Im Jahr 2003 verbuchten elf Länder der Europäischen Union (EU) ein Defizit oberhalb des Stabilitätskriteriums von drei Prozent des Bruttoinlandsprodukts (BIP). Die Bundesregierung rechnet auch in diesem Jahr mit einem Staatsdefizit von 3,7 Prozent. Im Durchschnitt waren die Staaten in der Euro-Zone 2003 mit 70 Prozent des BIP verschuldet, während die Maastricht-Grenze bei 60 Prozent liegt. Eine Reform des Stabilitätspakts der EU gilt angesichts dieser Entwicklung als dringend überfällig. Wirtschaftskommissar Joaquin Almunia will am Freitag (03.09.04) in Brüssel ein Diskussionspapier zur Neuauslegung des Pakts präsentieren. Er strebt mit seinem Vorschlag eine Beendigung des Dauerstreits um den EU-Stabilitätspakt an.

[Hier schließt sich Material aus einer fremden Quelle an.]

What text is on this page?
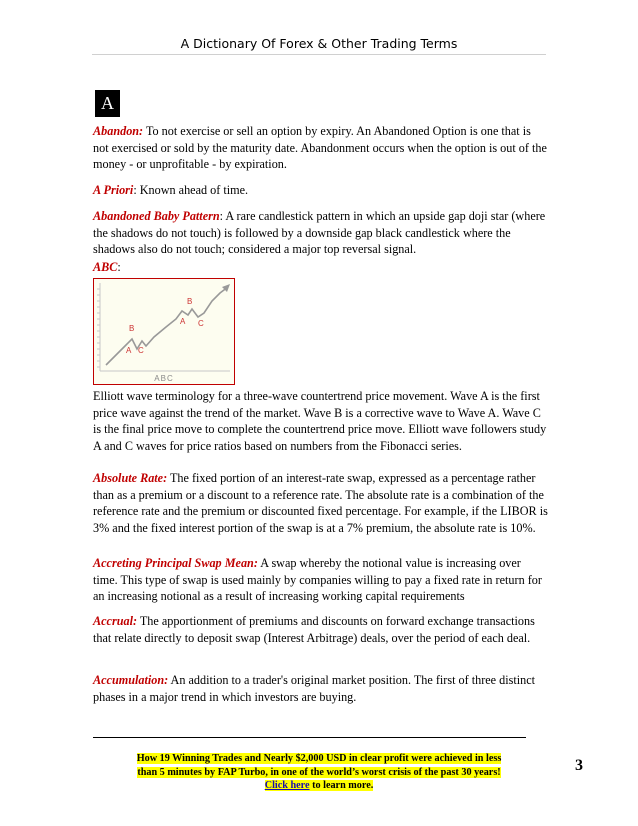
A Dictionary Of Forex & Other Trading Terms
A
Abandon: To not exercise or sell an option by expiry. An Abandoned Option is one that is not exercised or sold by the maturity date. Abandonment occurs when the option is out of the money - or unprofitable - by expiration.
A Priori: Known ahead of time.
Abandoned Baby Pattern: A rare candlestick pattern in which an upside gap doji star (where the shadows do not touch) is followed by a downside gap black candlestick where the shadows also do not touch; considered a major top reversal signal.
ABC:
B
A C
B
A C
ABC
Elliott wave terminology for a three-wave countertrend price movement. Wave A is the first price wave against the trend of the market. Wave B is a corrective wave to Wave A. Wave C is the final price move to complete the countertrend price move. Elliott wave followers study A and C waves for price ratios based on numbers from the Fibonacci series.
Absolute Rate: The fixed portion of an interest-rate swap, expressed as a percentage rather than as a premium or a discount to a reference rate. The absolute rate is a combination of the reference rate and the premium or discounted fixed percentage. For example, if the LIBOR is 3% and the fixed interest portion of the swap is at a 7% premium, the absolute rate is 10%.
Accreting Principal Swap Mean: A swap whereby the notional value is increasing over time. This type of swap is used mainly by companies willing to pay a fixed rate in return for an increasing notional as a result of increasing working capital requirements
Accrual: The apportionment of premiums and discounts on forward exchange transactions that relate directly to deposit swap (Interest Arbitrage) deals, over the period of each deal.
Accumulation: An addition to a trader's original market position. The first of three distinct phases in a major trend in which investors are buying.
How 19 Winning Trades and Nearly $2,000 USD in clear profit were achieved in less
than 5 minutes by FAP Turbo, in one of the world’s worst crisis of the past 30 years!
Click here to learn more.
3
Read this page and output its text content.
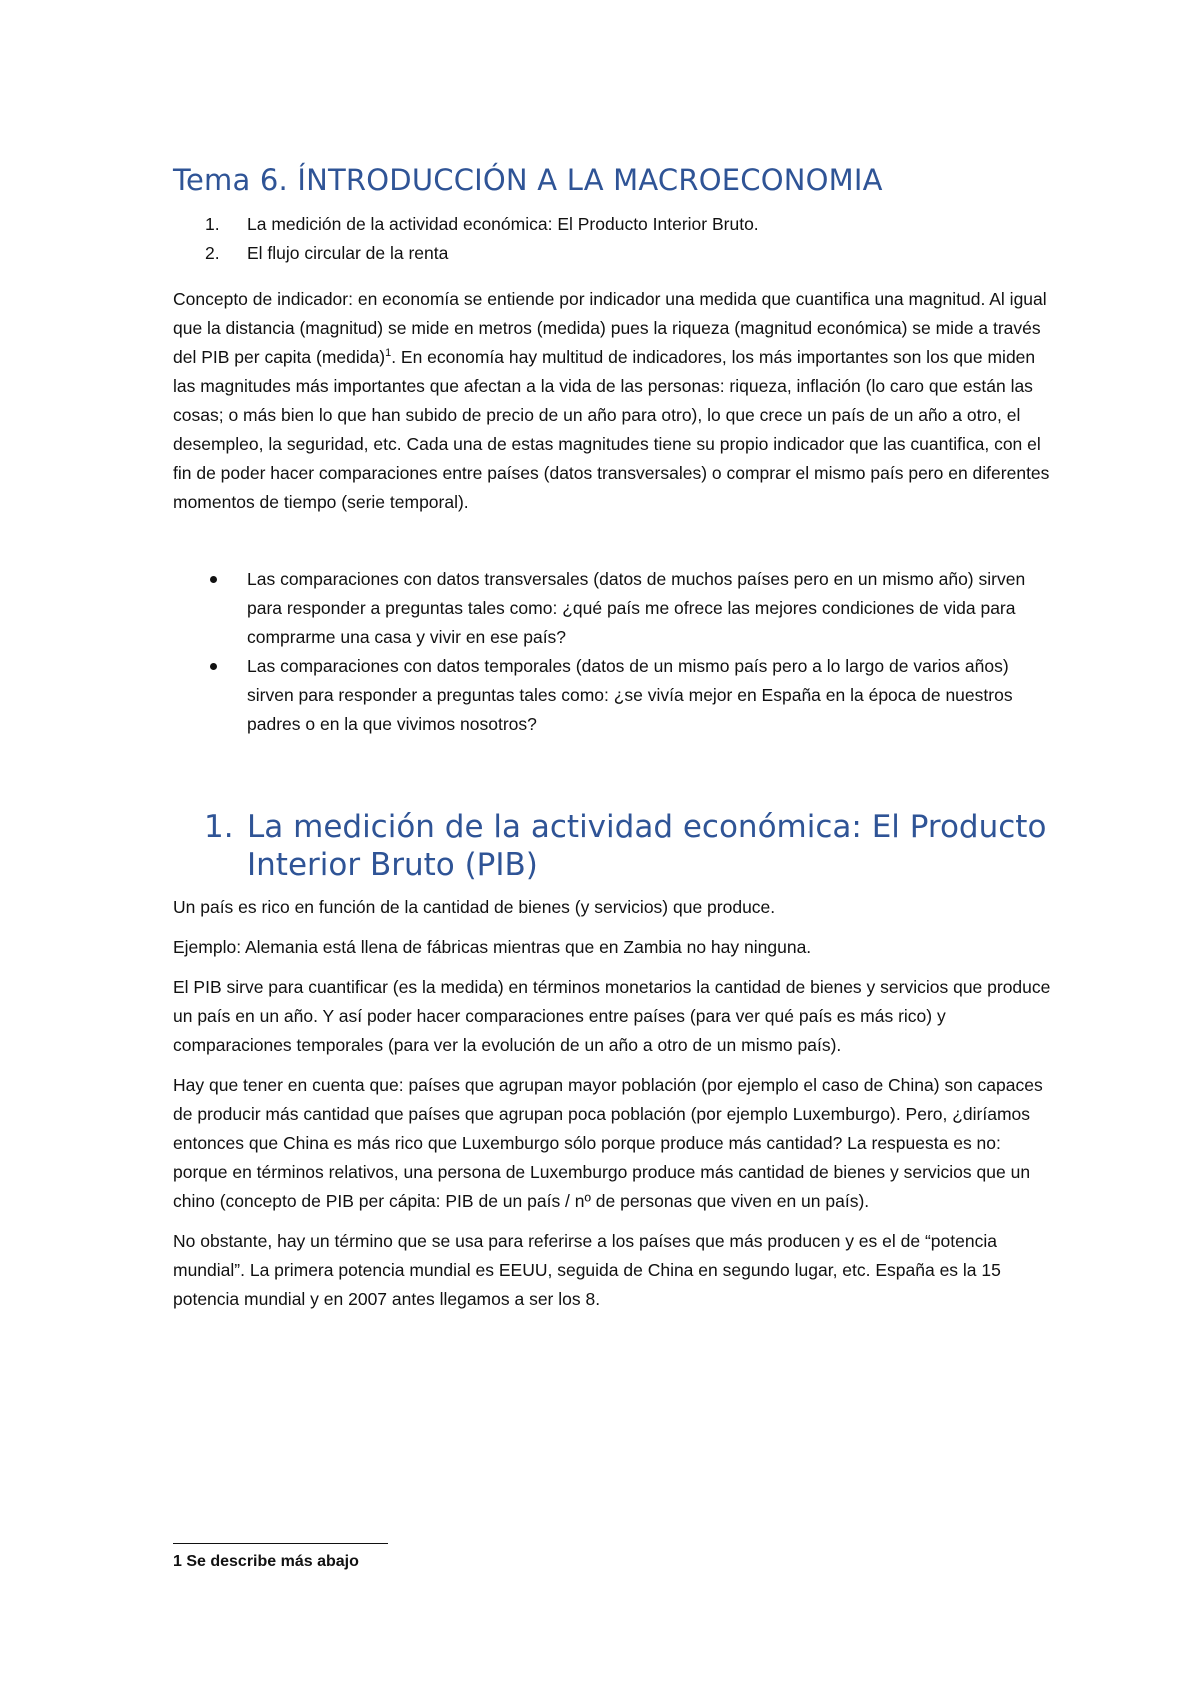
Tema 6. ÍNTRODUCCIÓN A LA MACROECONOMIA
1. La medición de la actividad económica: El Producto Interior Bruto.
2. El flujo circular de la renta

Concepto de indicador: en economía se entiende por indicador una medida que cuantifica una magnitud. Al igual que la distancia (magnitud) se mide en metros (medida) pues la riqueza (magnitud económica) se mide a través del PIB per capita (medida)$^1$. En economía hay multitud de indicadores, los más importantes son los que miden las magnitudes más importantes que afectan a la vida de las personas: riqueza, inflación (lo caro que están las cosas; o más bien lo que han subido de precio de un año para otro), lo que crece un país de un año a otro, el desempleo, la seguridad, etc. Cada una de estas magnitudes tiene su propio indicador que las cuantifica, con el fin de poder hacer comparaciones entre países (datos transversales) o comprar el mismo país pero en diferentes momentos de tiempo (serie temporal).

Las comparaciones con datos transversales (datos de muchos países pero en un mismo año) sirven para responder a preguntas tales como: ¿qué país me ofrece las mejores condiciones de vida para comprarme una casa y vivir en ese país?
Las comparaciones con datos temporales (datos de un mismo país pero a lo largo de varios años) sirven para responder a preguntas tales como: ¿se vivía mejor en España en la época de nuestros padres o en la que vivimos nosotros?
1. La medición de la actividad económica: El Producto Interior Bruto (PIB)

Un país es rico en función de la cantidad de bienes (y servicios) que produce.

Ejemplo: Alemania está llena de fábricas mientras que en Zambia no hay ninguna.

El PIB sirve para cuantificar (es la medida) en términos monetarios la cantidad de bienes y servicios que produce un país en un año. Y así poder hacer comparaciones entre países (para ver qué país es más rico) y comparaciones temporales (para ver la evolución de un año a otro de un mismo país).

Hay que tener en cuenta que: países que agrupan mayor población (por ejemplo el caso de China) son capaces de producir más cantidad que países que agrupan poca población (por ejemplo Luxemburgo). Pero, ¿diríamos entonces que China es más rico que Luxemburgo sólo porque produce más cantidad? La respuesta es no: porque en términos relativos, una persona de Luxemburgo produce más cantidad de bienes y servicios que un chino (concepto de PIB per cápita: PIB de un país / nº de personas que viven en un país).

No obstante, hay un término que se usa para referirse a los países que más producen y es el de “potencia mundial”. La primera potencia mundial es EEUU, seguida de China en segundo lugar, etc. España es la 15 potencia mundial y en 2007 antes llegamos a ser los 8.

1 Se describe más abajo
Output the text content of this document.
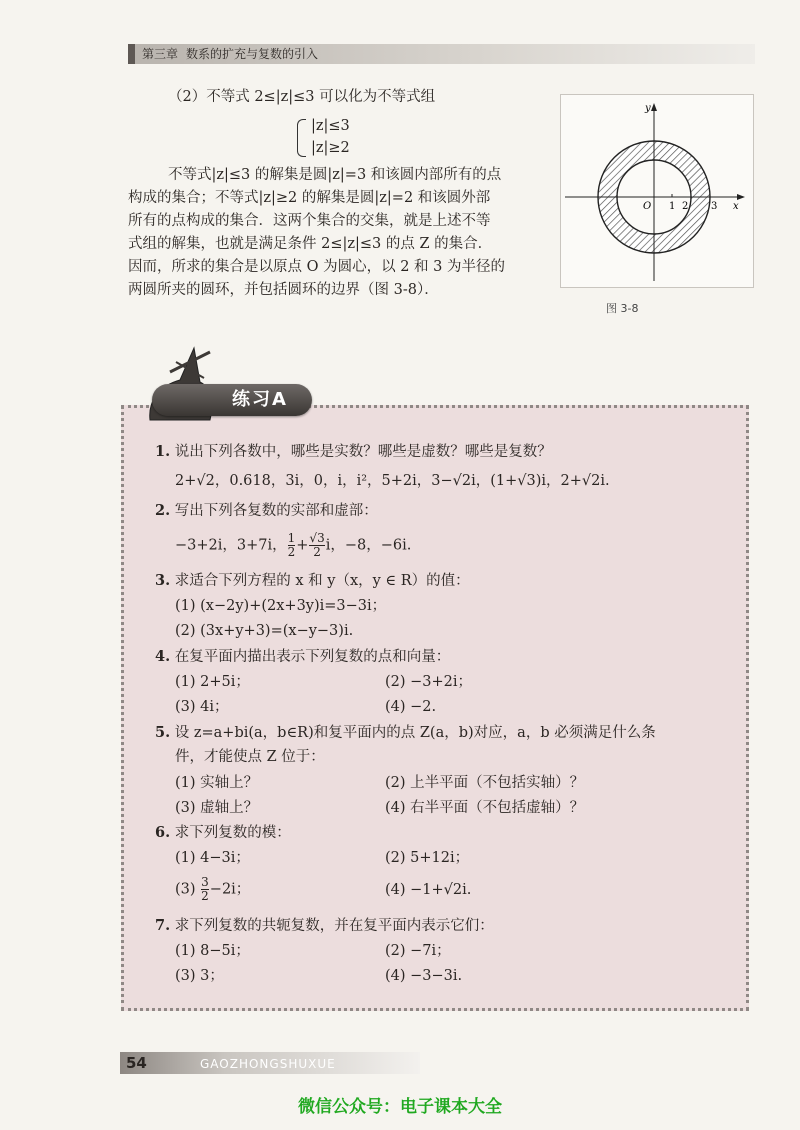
第三章 数系的扩充与复数的引入
（2）不等式 2≤|z|≤3 可以化为不等式组
|z|≤3
|z|≥2
不等式|z|≤3 的解集是圆|z|=3 和该圆内部所有的点
构成的集合；不等式|z|≥2 的解集是圆|z|=2 和该圆外部
所有的点构成的集合．这两个集合的交集，就是上述不等
式组的解集，也就是满足条件 2≤|z|≤3 的点 Z 的集合．
因而，所求的集合是以原点 O 为圆心，以 2 和 3 为半径的
两圆所夹的圆环，并包括圆环的边界（图 3-8）．
x
y
O 1 2 3
图 3-8
练习A
1. 说出下列各数中，哪些是实数？哪些是虚数？哪些是复数？
2+√2，0.618，3i，0，i，i²，5+2i，3−√2i，(1+√3)i，2+√2i.
2. 写出下列各复数的实部和虚部：
−3+2i，3+7i， $\frac{1}{2} + \frac{√3}{2}$ i，−8，−6i.
3. 求适合下列方程的 x 和 y（x，y ∈ R）的值：
(1) (x−2y)+(2x+3y)i=3−3i；
(2) (3x+y+3)=(x−y−3)i.
4. 在复平面内描出表示下列复数的点和向量：
(1) 2+5i；	(2) −3+2i；
(3) 4i；	(4) −2.
5. 设 z=a+bi(a，b∈R)和复平面内的点 Z(a，b)对应，a，b 必须满足什么条
件，才能使点 Z 位于：
(1) 实轴上？	(2) 上半平面（不包括实轴）？
(3) 虚轴上？	(4) 右半平面（不包括虚轴）？
6. 求下列复数的模：
(1) 4−3i；	(2) 5+12i；
$(3) \frac{3}{2} -2i$；	(4) −1+√2i.
7. 求下列复数的共轭复数，并在复平面内表示它们：
(1) 8−5i；	(2) −7i；
(3) 3；	(4) −3−3i.
54	GAOZHONGSHUXUE
微信公众号：电子课本大全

Wirtschaftswachstum wichtiger als Stabilität

Wachstum statt Stabilität lautet mittlerweile das zentrale Ziel der EU. Um das zu erreichen soll der bisher starre Pakt künftig stärker nach der wirtschaftlichen Entwicklung der einzelnen Mitgliedsstaaten ausgelegt werden. Änderungen der Rechtsvorschriften werden bei einer stärkeren Kopplung von wirtschafts- und haushaltspolitischer Konsolidierung nicht nötig sein.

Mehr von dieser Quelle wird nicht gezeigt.